Oito décadas depois da estreia profissional com “Vendaval”, Eunice Muñoz subiu hoje ao palco com a neta, Lídia Muñoz, para representar “A margem do tempo”, a peça com que se despede da carreira.
A 29 de novembro de 1941, aos 13 anos, Eunice Muñoz estreou-se profissionalmente no Teatro Nacional D. Maria II, na peça “Vendaval”, de Vírginia Vitorino, no papel de Isabel, numa encenação de Amélia Rey Colaço.
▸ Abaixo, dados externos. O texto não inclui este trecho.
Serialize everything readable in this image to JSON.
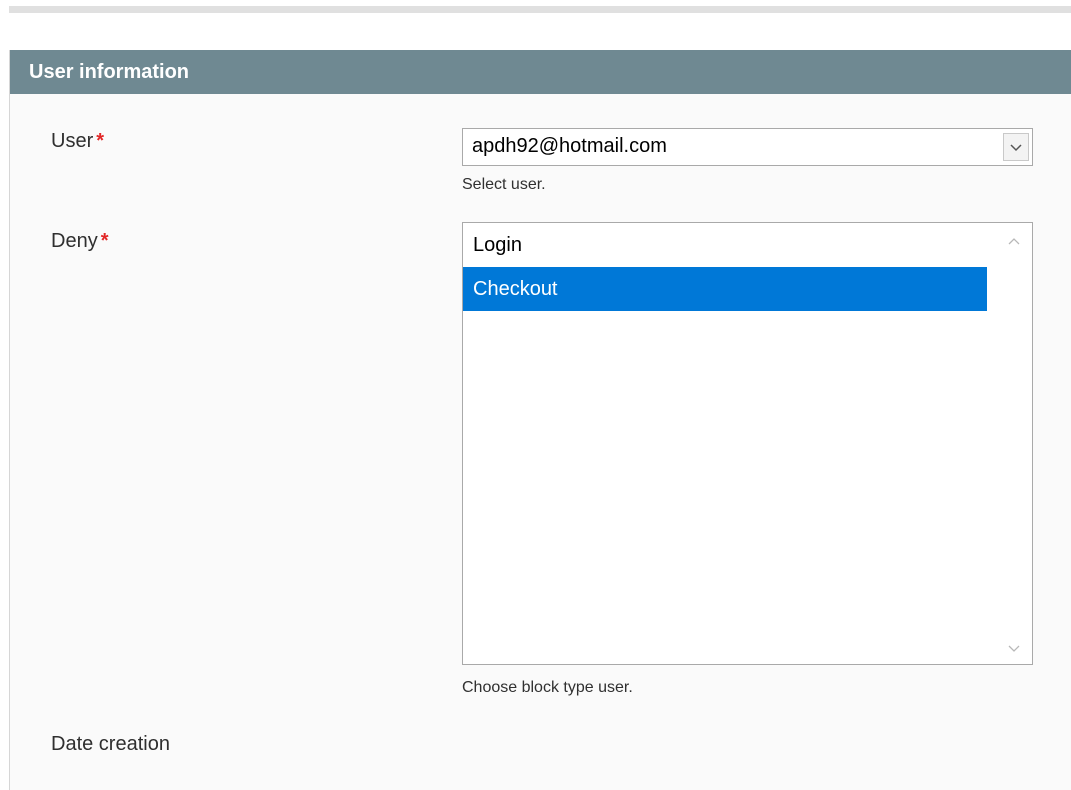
{
  "fieldset": {
    "title": "User information"
  },
  "fields": {
    "user": {
      "label": "User",
      "required_mark": "*",
      "value": "apdh92@hotmail.com",
      "note": "Select user."
    },
    "deny": {
      "label": "Deny",
      "required_mark": "*",
      "options": [
        {
          "label": "Login",
          "selected": false
        },
        {
          "label": "Checkout",
          "selected": true
        }
      ],
      "note": "Choose block type user."
    },
    "date_creation": {
      "label": "Date creation"
    }
  },
  "colors": {
    "header_bg": "#6f8992",
    "required": "#e22626",
    "selection": "#0078d7"
  },
  "icons": {
    "dropdown": "chevron-down-icon",
    "scroll_up": "chevron-up-icon",
    "scroll_down": "chevron-down-icon"
  }
}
No final da sessão, a que assistiram o primeiro-ministro, António Costa, o presidente da Câmara Municipal de Lisboa, Carlos Moedas, e a ministra da Cultura, Graça Fonseca, foi prestada uma homenagem à atriz.
Nessa altura, Eunice Muñoz fez um pequeno discurso para assinalar que voltou a subir ao palco do D.Maria 80 anos depois e ao lado da sua neta.
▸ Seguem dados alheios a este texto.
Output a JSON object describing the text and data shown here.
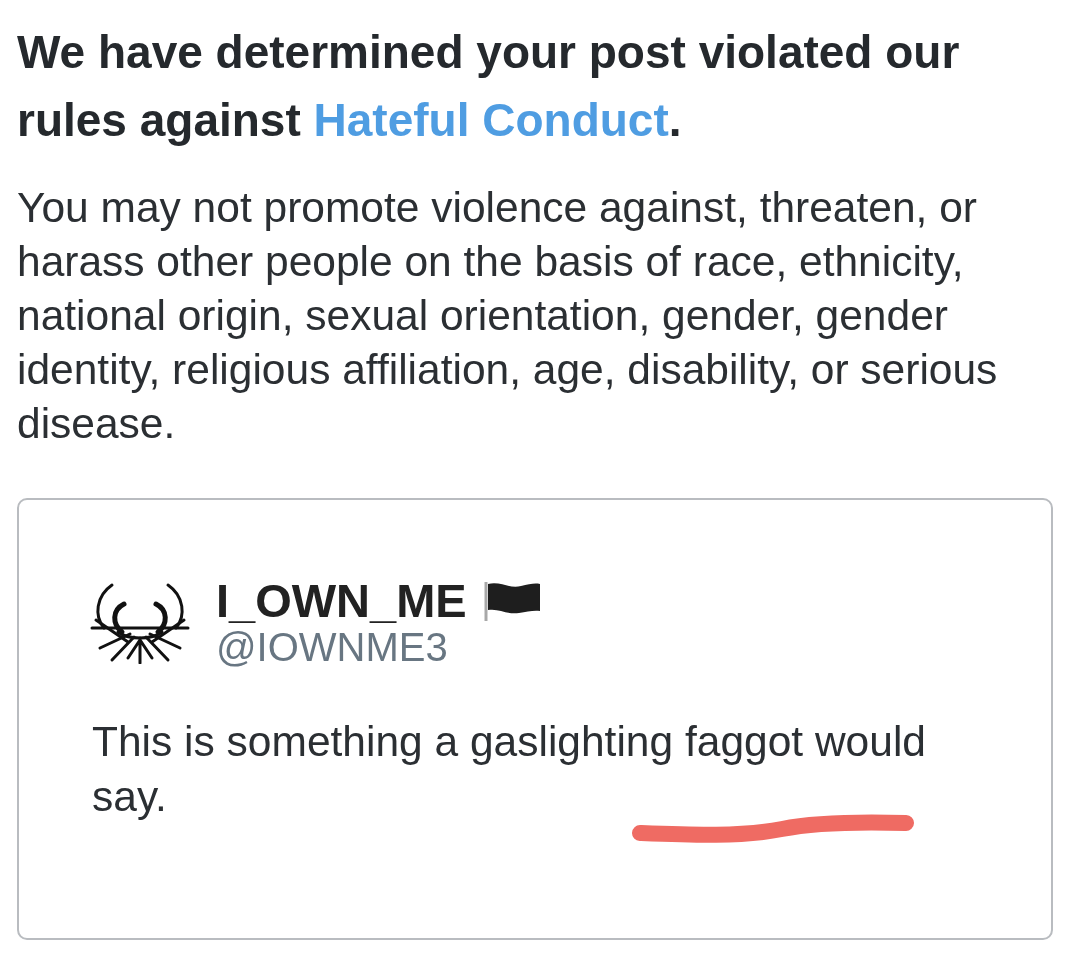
{
  "notice": {
    "heading_before": "We have determined your post violated our rules against ",
    "policy_link": "Hateful Conduct",
    "heading_after": ".",
    "policy_text": "You may not promote violence against, threaten, or harass other people on the basis of race, ethnicity, national origin, sexual orientation, gender, gender identity, religious affiliation, age, disability, or serious disease."
  },
  "reported_post": {
    "display_name": "I_OWN_ME",
    "handle": "@IOWNME3",
    "text": "This is something a gaslighting faggot would say."
  }
}
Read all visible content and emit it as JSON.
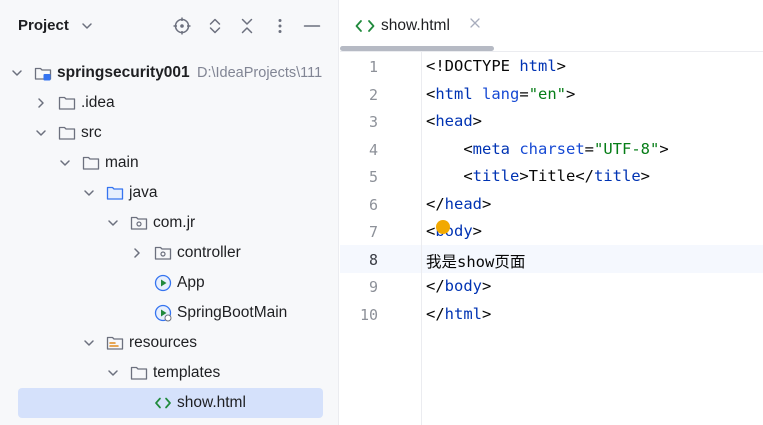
{
  "panel": {
    "title": "Project"
  },
  "tree": [
    {
      "label": "springsecurity001",
      "path": "D:\\IdeaProjects\\111",
      "icon": "module-folder-icon",
      "arrow": "down",
      "bold": true
    },
    {
      "label": ".idea",
      "icon": "folder-icon",
      "arrow": "right"
    },
    {
      "label": "src",
      "icon": "folder-icon",
      "arrow": "down"
    },
    {
      "label": "main",
      "icon": "folder-icon",
      "arrow": "down"
    },
    {
      "label": "java",
      "icon": "source-folder-icon",
      "arrow": "down"
    },
    {
      "label": "com.jr",
      "icon": "package-icon",
      "arrow": "down"
    },
    {
      "label": "controller",
      "icon": "package-icon",
      "arrow": "right"
    },
    {
      "label": "App",
      "icon": "spring-class-icon",
      "arrow": ""
    },
    {
      "label": "SpringBootMain",
      "icon": "spring-boot-class-icon",
      "arrow": ""
    },
    {
      "label": "resources",
      "icon": "resources-folder-icon",
      "arrow": "down"
    },
    {
      "label": "templates",
      "icon": "folder-icon",
      "arrow": "down"
    },
    {
      "label": "show.html",
      "icon": "html-file-icon",
      "arrow": "",
      "selected": true
    }
  ],
  "editor": {
    "tab_label": "show.html",
    "current_line": 8,
    "lines": [
      {
        "n": "1",
        "tokens": [
          {
            "t": "<!DOCTYPE ",
            "c": "txt"
          },
          {
            "t": "html",
            "c": "tag"
          },
          {
            "t": ">",
            "c": "txt"
          }
        ]
      },
      {
        "n": "2",
        "tokens": [
          {
            "t": "<",
            "c": "txt"
          },
          {
            "t": "html ",
            "c": "tag"
          },
          {
            "t": "lang",
            "c": "attr"
          },
          {
            "t": "=",
            "c": "txt"
          },
          {
            "t": "\"en\"",
            "c": "val"
          },
          {
            "t": ">",
            "c": "txt"
          }
        ]
      },
      {
        "n": "3",
        "tokens": [
          {
            "t": "<",
            "c": "txt"
          },
          {
            "t": "head",
            "c": "tag"
          },
          {
            "t": ">",
            "c": "txt"
          }
        ]
      },
      {
        "n": "4",
        "tokens": [
          {
            "t": "    <",
            "c": "txt"
          },
          {
            "t": "meta ",
            "c": "tag"
          },
          {
            "t": "charset",
            "c": "attr"
          },
          {
            "t": "=",
            "c": "txt"
          },
          {
            "t": "\"UTF-8\"",
            "c": "val"
          },
          {
            "t": ">",
            "c": "txt"
          }
        ]
      },
      {
        "n": "5",
        "tokens": [
          {
            "t": "    <",
            "c": "txt"
          },
          {
            "t": "title",
            "c": "tag"
          },
          {
            "t": ">Title</",
            "c": "txt"
          },
          {
            "t": "title",
            "c": "tag"
          },
          {
            "t": ">",
            "c": "txt"
          }
        ]
      },
      {
        "n": "6",
        "tokens": [
          {
            "t": "</",
            "c": "txt"
          },
          {
            "t": "head",
            "c": "tag"
          },
          {
            "t": ">",
            "c": "txt"
          }
        ]
      },
      {
        "n": "7",
        "tokens": [
          {
            "t": "<",
            "c": "txt"
          },
          {
            "t": "body",
            "c": "tag"
          },
          {
            "t": ">",
            "c": "txt"
          }
        ]
      },
      {
        "n": "8",
        "tokens": [
          {
            "t": "我是show页面",
            "c": "txt"
          }
        ]
      },
      {
        "n": "9",
        "tokens": [
          {
            "t": "</",
            "c": "txt"
          },
          {
            "t": "body",
            "c": "tag"
          },
          {
            "t": ">",
            "c": "txt"
          }
        ]
      },
      {
        "n": "10",
        "tokens": [
          {
            "t": "</",
            "c": "txt"
          },
          {
            "t": "html",
            "c": "tag"
          },
          {
            "t": ">",
            "c": "txt"
          }
        ]
      }
    ]
  }
}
“Este teatro foi a minha casa durante muito anos, fui feliz no palco, em tudo o que cá fiz”, afirmou.
A atriz fez questão de referir a sua avó Augusta, de quem acha “ter recebido o talento”, os seus pais, que a “encaminharam no caminho do teatro, gente que levava o sonho a cada sítio por onde passava” e ainda a sua mestre, Amélia Rey Colaço.
E deixou também uma palavra à neta, apontando que lhe passa o testemunho “com a certeza de que continuará com a mesma exigência e talento”.
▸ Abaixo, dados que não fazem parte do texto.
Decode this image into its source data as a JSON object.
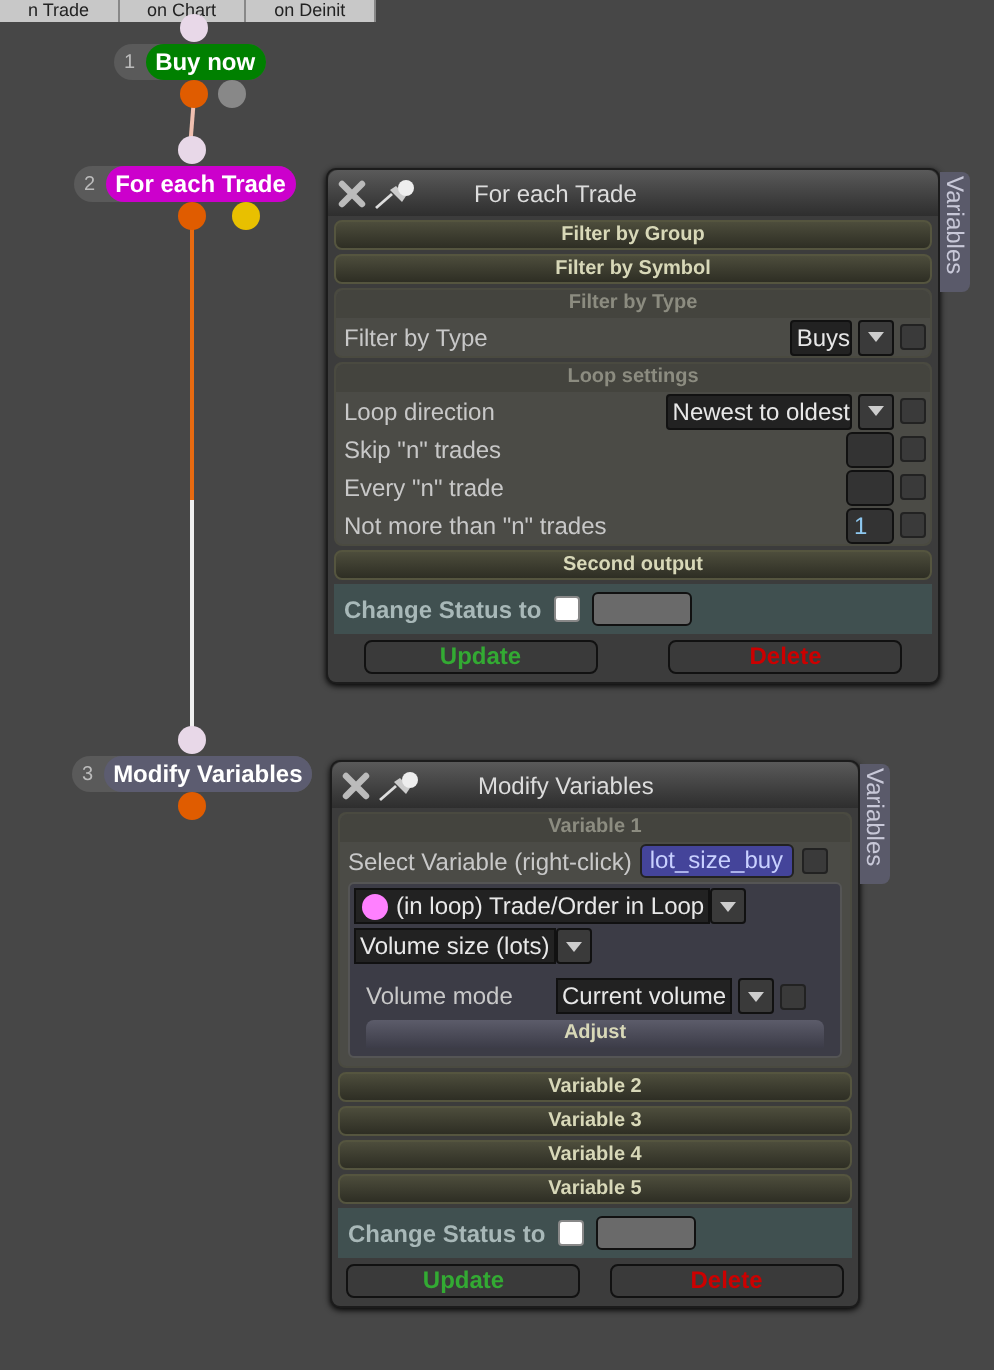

“Agradeço sobretudo a vocês, ao público, que me acarinhou, que me aplaudiu desde que comecei até agora que comemoro os meus 80 anos de carreira”, salientou igualmente.
A todos os colegas deixou um “agradecimento e uma palavra de coragem, para que continuem”.
“Porque o teatro precisa de nós, de nós no palco e de vocês que recebem o melhor que temos para dar”, acrescentou Eunice Muñoz.
E defendeu que o teatro mostra que, “apesar dos dias estranhos e difíceis, o belo continua a existir”.
O diretor artístico do Teatro D. Maria II, Pedro Penim, agradeceu o regresso de Eunice Muñoz a este palco, a “sua casa”, e apontou que a sua presença “é um hino maravilhoso, é um hino ao teatro, é um hino à vida”.
“Porque a Eunice é isso, a Eunice é um hino ao teatro e é um hino à vida”, realçou.
Enquanto decorria a homenagem, foram projetadas numa tela em cima do palco 80 fotografias da atriz ao longo da sua carreira.
Estreada em abril último, em Oeiras, no auditório municipal com o nome da atriz, e depois de uma digressão por várias cidades portuguesas, a peça “A margem do tempo” voltou ao palco onde se estreou, para nove representações, de 3 a 26 de setembro passado.
Com texto do autor alemão Franz Xaver Kroetz (1946), a peça revela-se “uma longa didascália”, “sem monólogo e sem diálogo”, no qual a senhora Rasch, personagem partilhada pelas duas atrizes, convida os espectadores a assistirem a um final de tarde num dos seus dias repetidos, igual a todos os anteriores.
Com música original de Nuno Feist e encenação de Sérgio Moura Afonso, “A margem do tempo” põe diante do público a humanidade de uma mulher mais velha, Eunice Muñoz, que vai relembrando a monotonia dos dias repetidos, que se materializam numa mais nova senhora Rasch, Lídia Muñoz, que vai caminhando em direção ao seu “eu mais soturno e nostálgico”.
Numa leitura mais superficial, a peça pode parecer centrar-se em coisas banais, mas, com o decorrer da ação, acaba por se perceber que nada há de trivial no que é posto em palco e que marca o quotidiano de tantas mulheres operárias.
A peça assinalou o regresso da decana das atrizes portuguesas ao teatro após um afastamento dos palcos desde 2012.